Over the next few months I’ll be touching upon the subjects of debugging and testing embedded systems. Although much has been written about these topics (often by companies looking to sell you something), I’ve always been struck by the fact that many of these discussions treat errors as if they were all cut from the same cloth. Clearly this is foolhardy, as it’s my experience that understanding what class of error you have is key to adopting an effective debugging and testing strategy. With that being said, my taxonomy of embedded systems errors appears below, arranged roughly in the order that one encounters them in an embedded project. I might also add that the difficulty in solving these problems also roughly follows the order I’ve listed, with syntax errors being trivial to identify and fix, while race conditions can be extremely difficult to identify (even if the fix is fairly easy).
Group 1 – Building a linked image
Syntax errors
Language errors
Build environment problems (make file dependencies, linker configurations)
Group 2 – Getting the board up and running
Hardware configuration errors (failure to setup peripherals correctly)
Run time environment errors (stack & heap allocation, memory models etc)
Software configuration errors (failure to use library code correctly)
Group 3 – Knocking off the obvious mistakes
Coding errors (initialization, pointer dereferencing, N + 1 issues etc)
Algorithmic errors.
Group 4 – Background / Foreground issues
Re-entrancy
Atomicity
Interrupt response times
Group 5 – Timing related
Resource allocation mistakes
Priority / scheduling issues
Deadlocks
Priority inversion
Race conditions
It’s my intention over the next few months to discuss how I set about solving these sorts of problems, so it’s important that I’ve got the groups right. Thus if anyone thinks this taxonomy is missing an important group, then perhaps you could let me know via the comments section or email.

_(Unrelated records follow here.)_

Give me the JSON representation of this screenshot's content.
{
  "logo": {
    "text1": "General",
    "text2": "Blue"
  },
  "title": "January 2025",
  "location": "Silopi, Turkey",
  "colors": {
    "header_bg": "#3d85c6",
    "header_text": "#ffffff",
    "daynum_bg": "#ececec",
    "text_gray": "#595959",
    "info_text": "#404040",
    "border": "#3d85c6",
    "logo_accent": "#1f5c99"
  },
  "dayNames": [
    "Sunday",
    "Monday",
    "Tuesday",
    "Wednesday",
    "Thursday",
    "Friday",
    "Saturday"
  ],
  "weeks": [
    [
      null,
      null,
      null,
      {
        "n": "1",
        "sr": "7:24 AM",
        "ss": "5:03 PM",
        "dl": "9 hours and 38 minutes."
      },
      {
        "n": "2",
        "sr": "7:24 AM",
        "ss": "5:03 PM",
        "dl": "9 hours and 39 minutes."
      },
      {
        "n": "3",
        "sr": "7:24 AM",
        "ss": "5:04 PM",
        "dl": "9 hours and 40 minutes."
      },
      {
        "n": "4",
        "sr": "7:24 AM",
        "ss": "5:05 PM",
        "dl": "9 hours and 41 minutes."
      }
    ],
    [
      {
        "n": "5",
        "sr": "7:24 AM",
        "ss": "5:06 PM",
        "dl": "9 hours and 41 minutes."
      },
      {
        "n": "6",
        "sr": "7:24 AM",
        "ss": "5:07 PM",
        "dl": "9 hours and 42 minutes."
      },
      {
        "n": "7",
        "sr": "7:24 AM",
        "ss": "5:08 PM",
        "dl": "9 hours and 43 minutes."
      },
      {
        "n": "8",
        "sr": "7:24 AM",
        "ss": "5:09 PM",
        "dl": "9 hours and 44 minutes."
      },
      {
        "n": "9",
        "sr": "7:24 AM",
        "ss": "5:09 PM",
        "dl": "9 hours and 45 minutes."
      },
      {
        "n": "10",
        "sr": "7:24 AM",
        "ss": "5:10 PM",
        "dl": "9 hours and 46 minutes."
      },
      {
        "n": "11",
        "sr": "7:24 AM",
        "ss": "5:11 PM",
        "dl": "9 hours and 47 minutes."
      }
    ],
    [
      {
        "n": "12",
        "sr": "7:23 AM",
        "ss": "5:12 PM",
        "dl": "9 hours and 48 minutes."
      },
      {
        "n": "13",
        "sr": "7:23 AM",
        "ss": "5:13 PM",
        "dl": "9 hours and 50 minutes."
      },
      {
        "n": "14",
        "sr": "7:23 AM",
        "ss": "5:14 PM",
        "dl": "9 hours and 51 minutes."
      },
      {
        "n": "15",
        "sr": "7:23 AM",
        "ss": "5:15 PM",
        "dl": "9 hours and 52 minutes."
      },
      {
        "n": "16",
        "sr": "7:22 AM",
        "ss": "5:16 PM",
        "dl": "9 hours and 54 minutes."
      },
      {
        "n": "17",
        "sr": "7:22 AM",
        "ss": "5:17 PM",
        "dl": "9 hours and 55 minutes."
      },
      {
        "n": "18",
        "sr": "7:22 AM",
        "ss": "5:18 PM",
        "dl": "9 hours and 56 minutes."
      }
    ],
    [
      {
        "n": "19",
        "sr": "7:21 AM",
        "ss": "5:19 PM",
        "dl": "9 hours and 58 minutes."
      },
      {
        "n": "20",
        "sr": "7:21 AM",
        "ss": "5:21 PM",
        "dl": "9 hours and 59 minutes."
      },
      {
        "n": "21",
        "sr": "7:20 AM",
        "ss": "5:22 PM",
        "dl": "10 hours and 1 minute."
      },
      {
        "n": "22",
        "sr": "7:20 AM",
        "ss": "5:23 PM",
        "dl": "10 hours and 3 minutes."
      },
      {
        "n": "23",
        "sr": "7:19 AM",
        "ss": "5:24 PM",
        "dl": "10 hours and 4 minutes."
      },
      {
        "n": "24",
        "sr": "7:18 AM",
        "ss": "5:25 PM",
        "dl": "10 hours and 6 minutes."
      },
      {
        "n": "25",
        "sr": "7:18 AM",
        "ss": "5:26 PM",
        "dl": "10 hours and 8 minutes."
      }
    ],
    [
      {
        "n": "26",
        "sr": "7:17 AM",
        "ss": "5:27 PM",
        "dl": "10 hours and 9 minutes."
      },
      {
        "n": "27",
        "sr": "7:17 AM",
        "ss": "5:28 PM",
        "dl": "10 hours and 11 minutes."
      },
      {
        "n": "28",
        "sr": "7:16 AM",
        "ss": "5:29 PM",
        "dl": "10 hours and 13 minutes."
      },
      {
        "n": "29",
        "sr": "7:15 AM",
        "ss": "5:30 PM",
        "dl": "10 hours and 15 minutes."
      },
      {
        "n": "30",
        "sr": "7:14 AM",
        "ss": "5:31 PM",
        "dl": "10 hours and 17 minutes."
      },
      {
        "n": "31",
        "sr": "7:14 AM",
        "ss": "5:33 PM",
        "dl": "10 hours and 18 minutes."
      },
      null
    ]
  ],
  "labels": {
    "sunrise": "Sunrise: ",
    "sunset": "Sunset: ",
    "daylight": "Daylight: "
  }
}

Projects are increasingly moving up in scale of CPU types and count, e.g. PowerPc multi-cores. Which brings into prominence another bug type: thread safety violations. This is not quite the same thing as re-entrancy bugs. The latter usually involve un-necessary global state, while threading issues usually revolve around poorly- (or un-) protected critical regions around access to global or shared resources. Interrupts must be consider as pre-emptive threads, even with co-operative tasking architectures. As must resource handlers shared amongst multiple CPU cores.I had my exemplar experience in this with a buffer queue bug in a queue from interrupt handler to routing layer. It did not rear its head until three years after the product started shipping. Up till then all uses had been stochastically well distributed, but in this one instance it was being used for printing pick-tickets in an automated warehouse. It just so happened that the interval between tickets, at full load, raised the probability from insignificant to one in twenty messages, because of a synchronicity arising from the processing time between one chunk interrupt to the next lining up with the task level access to the same queue. I spent three days sitting on the factory floor glued to an oscilloscope looking for this one. In the end I just had to DI – EI around two assembly instructions to fix it.Lesson learned.

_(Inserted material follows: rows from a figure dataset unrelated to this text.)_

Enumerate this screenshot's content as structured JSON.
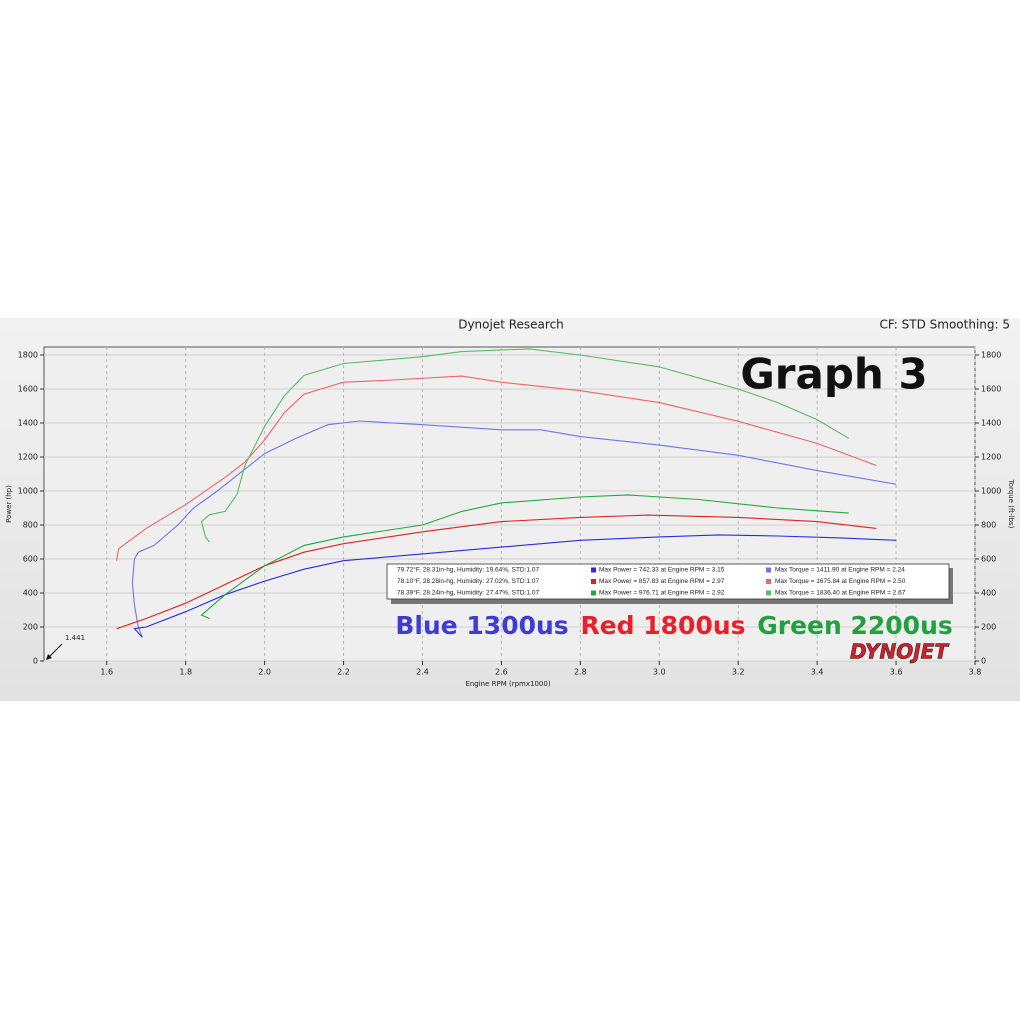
{
  "chart_data": {
    "type": "line",
    "title": "Dynojet Research",
    "subtitle": "CF: STD Smoothing: 5",
    "heading": "Graph 3",
    "x_label": "Engine RPM (rpmx1000)",
    "y_label": "Power (hp)",
    "y2_label": "Torque (ft-lbs)",
    "annotation": "1.441",
    "logo": "DYNOJET",
    "xlim": [
      1.441,
      3.8
    ],
    "xticks": [
      1.6,
      1.8,
      {
        "value": 2,
        "label": "2.0"
      },
      2.2,
      2.4,
      2.6,
      2.8,
      {
        "value": 3,
        "label": "3.0"
      },
      3.2,
      3.4,
      3.6,
      3.8
    ],
    "ylim": [
      0,
      1800
    ],
    "yticks": [
      0,
      200,
      400,
      600,
      800,
      1000,
      1200,
      1400,
      1600,
      1800
    ],
    "y2lim": [
      0,
      1800
    ],
    "y2ticks": [
      0,
      200,
      400,
      600,
      800,
      1000,
      1200,
      1400,
      1600,
      1800
    ],
    "grid": true,
    "runs": [
      {
        "name": "Blue 1300us",
        "color": "#3d3dd6",
        "power_color": "#2a2ae0",
        "torque_color": "#7474ea",
        "conditions": "79.72°F, 28.31in-hg, Humidity: 19.64%, STD:1.07",
        "max_power": "Max Power = 742.33 at Engine RPM = 3.15",
        "max_torque": "Max Torque = 1411.90 at Engine RPM = 2.24",
        "power": {
          "x": [
            1.69,
            1.67,
            1.7,
            1.8,
            1.9,
            2.0,
            2.1,
            2.2,
            2.4,
            2.6,
            2.8,
            3.0,
            3.15,
            3.3,
            3.45,
            3.6
          ],
          "values": [
            140,
            190,
            200,
            290,
            390,
            470,
            540,
            590,
            630,
            670,
            710,
            730,
            742,
            735,
            725,
            710
          ]
        },
        "torque": {
          "x": [
            1.69,
            1.68,
            1.67,
            1.665,
            1.67,
            1.68,
            1.72,
            1.78,
            1.82,
            1.88,
            1.94,
            2.0,
            2.08,
            2.16,
            2.24,
            2.4,
            2.6,
            2.7,
            2.8,
            3.0,
            3.2,
            3.4,
            3.6
          ],
          "values": [
            140,
            200,
            330,
            460,
            600,
            640,
            680,
            800,
            900,
            1000,
            1110,
            1220,
            1310,
            1390,
            1412,
            1390,
            1360,
            1360,
            1320,
            1270,
            1210,
            1120,
            1040
          ]
        }
      },
      {
        "name": "Red 1800us",
        "color": "#e8202a",
        "power_color": "#e02020",
        "torque_color": "#f06464",
        "conditions": "78.10°F, 28.28in-hg, Humidity: 27.02%, STD:1.07",
        "max_power": "Max Power = 857.83 at Engine RPM = 2.97",
        "max_torque": "Max Torque = 1675.84 at Engine RPM = 2.50",
        "power": {
          "x": [
            1.625,
            1.7,
            1.8,
            1.9,
            2.0,
            2.1,
            2.2,
            2.4,
            2.6,
            2.8,
            2.97,
            3.2,
            3.4,
            3.55
          ],
          "values": [
            190,
            250,
            340,
            450,
            560,
            640,
            690,
            760,
            820,
            845,
            858,
            845,
            820,
            780
          ]
        },
        "torque": {
          "x": [
            1.625,
            1.63,
            1.7,
            1.8,
            1.9,
            1.95,
            2.0,
            2.05,
            2.1,
            2.2,
            2.3,
            2.5,
            2.6,
            2.8,
            3.0,
            3.2,
            3.4,
            3.55
          ],
          "values": [
            590,
            660,
            780,
            920,
            1080,
            1170,
            1300,
            1460,
            1570,
            1640,
            1650,
            1676,
            1640,
            1590,
            1520,
            1410,
            1280,
            1150
          ]
        }
      },
      {
        "name": "Green 2200us",
        "color": "#22a040",
        "power_color": "#1faa3a",
        "torque_color": "#55bb66",
        "conditions": "78.39°F, 28.24in-hg, Humidity: 27.47%, STD:1.07",
        "max_power": "Max Power = 976.71 at Engine RPM = 2.92",
        "max_torque": "Max Torque = 1836.40 at Engine RPM = 2.67",
        "power": {
          "x": [
            1.86,
            1.84,
            1.9,
            2.0,
            2.1,
            2.2,
            2.4,
            2.5,
            2.6,
            2.8,
            2.92,
            3.1,
            3.3,
            3.48
          ],
          "values": [
            250,
            270,
            390,
            560,
            680,
            730,
            800,
            880,
            930,
            965,
            977,
            950,
            900,
            870
          ]
        },
        "torque": {
          "x": [
            1.86,
            1.85,
            1.84,
            1.86,
            1.9,
            1.93,
            1.95,
            2.0,
            2.05,
            2.1,
            2.2,
            2.4,
            2.5,
            2.67,
            2.8,
            3.0,
            3.2,
            3.3,
            3.4,
            3.48
          ],
          "values": [
            700,
            730,
            820,
            860,
            880,
            980,
            1150,
            1380,
            1560,
            1680,
            1750,
            1790,
            1820,
            1836,
            1800,
            1730,
            1600,
            1520,
            1420,
            1310
          ]
        }
      }
    ]
  }
}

You make some interesting points GrayGaffer. I essentially have no experience of inter-processor communications in a multi-core design, which probably goes a long way to explaining why this class of problem doesn't appear on my taxonomy. I found the problem you described very interesting – particularly as it illustrates something that has long been apparent to me – namely that completely testing a product is virtually impossible. I think most of us would treat with great skepticism a bug report three years after the product shipped. While I've done my fair share of sitting on factory floors, I long ago came to the conclusion that the only real way to prevent bugs of this type is via a formal code review that explicitly looks for these sorts of race conditions.